Find how fast is the train travelling at the end of the fourth minute?

[chwala]

Homework Statement

See attached.

Relevant Equations

$s=vt$

Find the questions and its solution below;

Now would i be correct to use;
$v= u +at$ where i considered $v=33.3$m/s and $u=16.67$m/s as the given average velocities between the two points in reference. Then it follows that,
$33.33=16.67 + 150a$
$→a= 0.11$
We are told that $a$ is constant throughout... Letting the unknown final velocity (which we are looking for) $=v_2$, then
using $v=u+at$
$v_2 = 33.33 +(0.11×30)=33.33+3.3=36.63$m/s

 

[PeroK]

Homework Statement:: See attached.
Relevant Equations:: $s=vt$

Find the questions and its solution below;

View attachment 294244
View attachment 294245

Now would i be correct to use;
$v= u +at$ where i considered $v=33.3$m/s and $u=16.67$m/s as the given average velocities between the two points in reference. Then it follows that,
$33.33=16.67 + 150a$
$→a= 0.11$
We are told that $a$ is constant throughout... Letting the unknown final velocity (which we are looking for) $=v_2$, then
using $v=u+at$
$v_2 = 33.33 +(0.11×30)=33.33+3.3=36.63$m/s

Yes, you can do it using average speed. You know the speed after 2 minutes is $1.5$ km/min. And the speed at $3.5$ minutes is $2$ km/min. That gives $a = \frac 1 3$ (km/min)/min.

There is no need to convert to SI units. As long as the units are consistent throughout.

 

[mjc123]

Your answer is slightly wrong; I suspect you have made a mistake in converting to SI units. What are the given speeds and times for which you get 33.33 m/s and 16.67 m/s as "the given average velocities between the two points in reference"?

 

[chwala]

Your answer is slightly wrong; I suspect you have made a mistake in converting to SI units. What are the given speeds and times for which you get 33.33 m/s and 16.67 m/s as "the given average velocities between the two points in reference"?

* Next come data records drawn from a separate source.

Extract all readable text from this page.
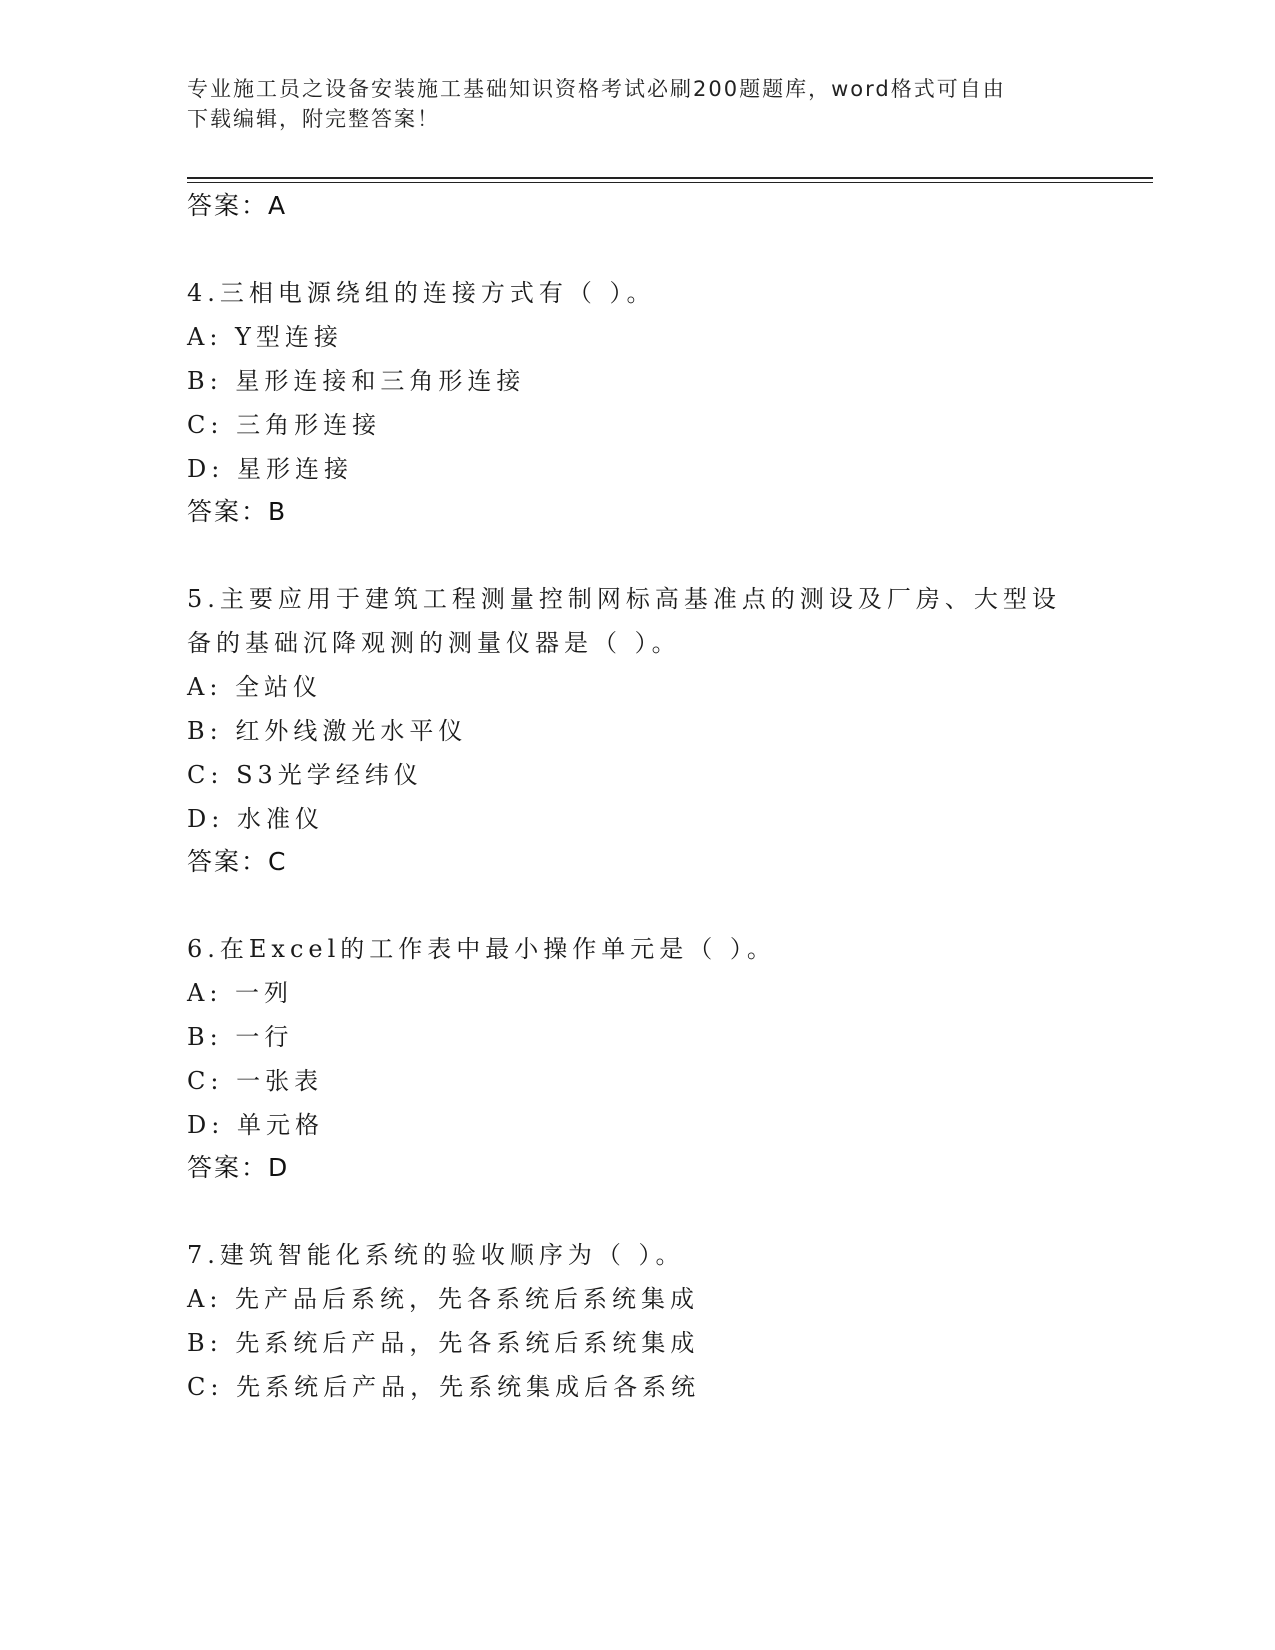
专业施工员之设备安装施工基础知识资格考试必刷200题题库，word格式可自由
下载编辑，附完整答案！
答案：A
4.三相电源绕组的连接方式有（ ）。
A: Y型连接
B: 星形连接和三角形连接
C: 三角形连接
D: 星形连接
答案：B
5.主要应用于建筑工程测量控制网标高基准点的测设及厂房、大型设
备的基础沉降观测的测量仪器是（ ）。
A: 全站仪
B: 红外线激光水平仪
C: S3光学经纬仪
D: 水准仪
答案：C
6.在Excel的工作表中最小操作单元是（ ）。
A: 一列
B: 一行
C: 一张表
D: 单元格
答案：D
7.建筑智能化系统的验收顺序为（ ）。
A: 先产品后系统，先各系统后系统集成
B: 先系统后产品，先各系统后系统集成
C: 先系统后产品，先系统集成后各系统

True, i made a mistake on $u$, i would amend as follows;

$v= u +at$ where i considered $v=33.3$m/s and $u=22.2$m/s as the given average velocities between the two points in reference. Then it follows that,
$33.33=22.2 + 150a$
$→a= 0.074$
We are told that $a$ is constant throughout... Letting the unknown final velocity (which we are looking for) $=v_2$, then
using $v=u+at$
$v_2 = 33.33 +(0.074×30)=33.33+2.2=35.55$m/s

 

[mjc123]

I asked what were the given speeds and times, i.e. the quoted values in km/min and min that you have converted?

 

[chwala]

I asked what were the given speeds and times, i.e. the quoted values in km/min and min that you have converted?

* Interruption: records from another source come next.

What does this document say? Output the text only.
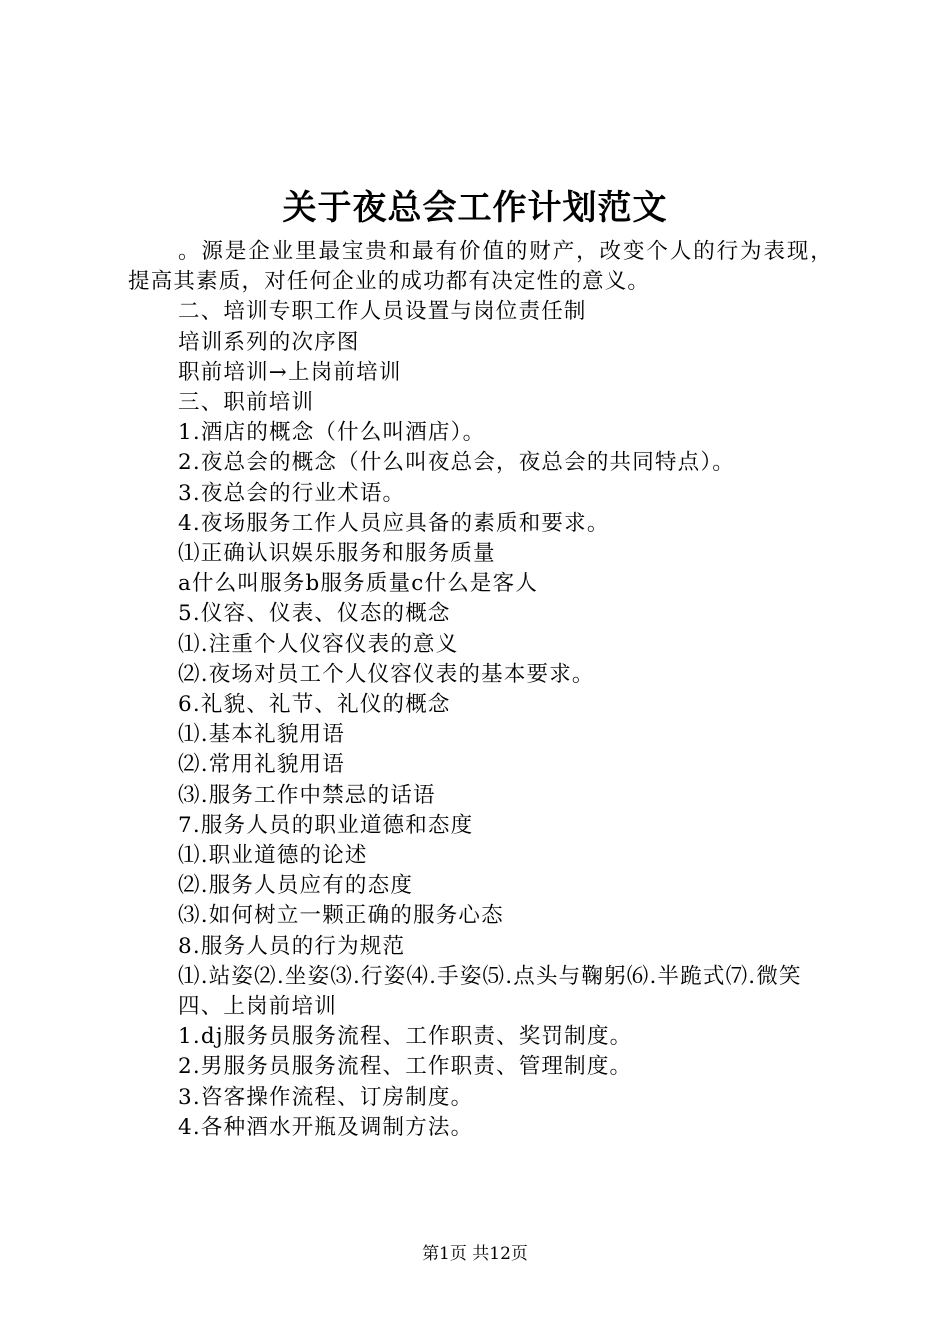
关于夜总会工作计划范文

。源是企业里最宝贵和最有价值的财产，改变个人的行为表现，提高其素质，对任何企业的成功都有决定性的意义。

二、培训专职工作人员设置与岗位责任制

培训系列的次序图

职前培训→上岗前培训

三、职前培训

1.酒店的概念（什么叫酒店）。

2.夜总会的概念（什么叫夜总会，夜总会的共同特点）。

3.夜总会的行业术语。

4.夜场服务工作人员应具备的素质和要求。

⑴正确认识娱乐服务和服务质量

a什么叫服务b服务质量c什么是客人

5.仪容、仪表、仪态的概念

⑴.注重个人仪容仪表的意义

⑵.夜场对员工个人仪容仪表的基本要求。

6.礼貌、礼节、礼仪的概念

⑴.基本礼貌用语

⑵.常用礼貌用语

⑶.服务工作中禁忌的话语

7.服务人员的职业道德和态度

⑴.职业道德的论述

⑵.服务人员应有的态度

⑶.如何树立一颗正确的服务心态

8.服务人员的行为规范

⑴.站姿⑵.坐姿⑶.行姿⑷.手姿⑸.点头与鞠躬⑹.半跪式⑺.微笑

四、上岗前培训

1.dj服务员服务流程、工作职责、奖罚制度。

2.男服务员服务流程、工作职责、管理制度。

3.咨客操作流程、订房制度。

4.各种酒水开瓶及调制方法。

第1页 共12页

ok, i converted $\frac {4}{3}$ km/min into approximately $22.2222$ m/s and also converted the $\frac {2}{1}$ km/min to $33.3333$ m/s

 

[mjc123]

And the times?

 

[chwala]

The times between the two velocities is $150$ and since we are told that acceleration is constant, then i used that in deducing the final $30$ seconds of the journey.

 

[mjc123]

No I didn't; don't put your words in my mouth.

What is the difference between 1.5 min and 3.5 min in seconds?

 

[chwala]

No I didn't; don't put your words in my mouth.

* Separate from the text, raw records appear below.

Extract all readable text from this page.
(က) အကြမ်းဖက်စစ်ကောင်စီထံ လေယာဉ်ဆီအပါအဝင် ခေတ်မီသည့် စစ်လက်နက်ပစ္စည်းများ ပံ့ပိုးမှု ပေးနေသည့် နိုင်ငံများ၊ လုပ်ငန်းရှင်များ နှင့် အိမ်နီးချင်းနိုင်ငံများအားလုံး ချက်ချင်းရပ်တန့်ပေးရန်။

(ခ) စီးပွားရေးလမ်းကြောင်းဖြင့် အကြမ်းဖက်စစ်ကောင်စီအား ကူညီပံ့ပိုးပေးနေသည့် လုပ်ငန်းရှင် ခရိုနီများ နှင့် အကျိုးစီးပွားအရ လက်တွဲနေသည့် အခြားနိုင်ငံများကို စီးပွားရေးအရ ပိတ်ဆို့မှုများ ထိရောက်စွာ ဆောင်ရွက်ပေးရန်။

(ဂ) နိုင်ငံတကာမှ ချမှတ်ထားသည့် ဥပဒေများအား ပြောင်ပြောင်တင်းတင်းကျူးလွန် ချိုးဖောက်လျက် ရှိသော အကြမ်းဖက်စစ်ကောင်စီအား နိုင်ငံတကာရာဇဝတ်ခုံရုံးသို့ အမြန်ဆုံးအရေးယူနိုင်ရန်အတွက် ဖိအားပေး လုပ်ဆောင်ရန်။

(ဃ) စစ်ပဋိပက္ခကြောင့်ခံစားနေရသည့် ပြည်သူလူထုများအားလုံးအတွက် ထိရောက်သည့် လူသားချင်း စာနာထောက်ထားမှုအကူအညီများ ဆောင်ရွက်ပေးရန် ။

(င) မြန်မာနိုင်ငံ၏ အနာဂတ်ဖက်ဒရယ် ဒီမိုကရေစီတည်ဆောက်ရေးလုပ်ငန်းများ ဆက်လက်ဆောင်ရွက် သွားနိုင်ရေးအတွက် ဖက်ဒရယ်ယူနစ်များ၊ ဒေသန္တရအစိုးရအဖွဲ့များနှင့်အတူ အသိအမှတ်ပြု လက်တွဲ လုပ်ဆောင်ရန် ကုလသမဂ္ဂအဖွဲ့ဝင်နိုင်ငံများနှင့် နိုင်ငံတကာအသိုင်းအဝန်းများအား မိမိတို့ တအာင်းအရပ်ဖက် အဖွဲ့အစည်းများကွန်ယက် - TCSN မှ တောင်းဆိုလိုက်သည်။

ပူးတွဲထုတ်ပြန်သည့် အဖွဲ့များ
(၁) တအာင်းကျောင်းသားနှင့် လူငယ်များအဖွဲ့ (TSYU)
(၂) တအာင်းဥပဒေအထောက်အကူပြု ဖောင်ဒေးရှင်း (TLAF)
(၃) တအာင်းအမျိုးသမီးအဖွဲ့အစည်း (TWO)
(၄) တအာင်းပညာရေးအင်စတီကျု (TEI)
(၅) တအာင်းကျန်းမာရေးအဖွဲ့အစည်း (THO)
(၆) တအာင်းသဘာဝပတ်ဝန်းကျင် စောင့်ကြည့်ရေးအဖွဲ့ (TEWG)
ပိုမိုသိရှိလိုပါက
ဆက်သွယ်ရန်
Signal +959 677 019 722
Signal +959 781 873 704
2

What is the difference between 1.5 min and 3.5 min in seconds?

$t=120$...oops, therefore,
$v= u +at$ where i considered $v=33.3$m/s and $u=22.2$m/s as the given average velocities between the two points in reference. Then it follows that,
$33.33=22.2 + 120a$
$→a= 0.092594$
We are told that $a$ is constant throughout... Letting the unknown final velocity (which we are looking for) $=v_2$, then
using $v=u+at$
$v_2 = 33.33 +(0.092594×30)=33.33+2.777=36.1111$m/s≡$2$$\frac{1}{6}$km/min
Thanks man...will counter check my working in future and minimize the errors...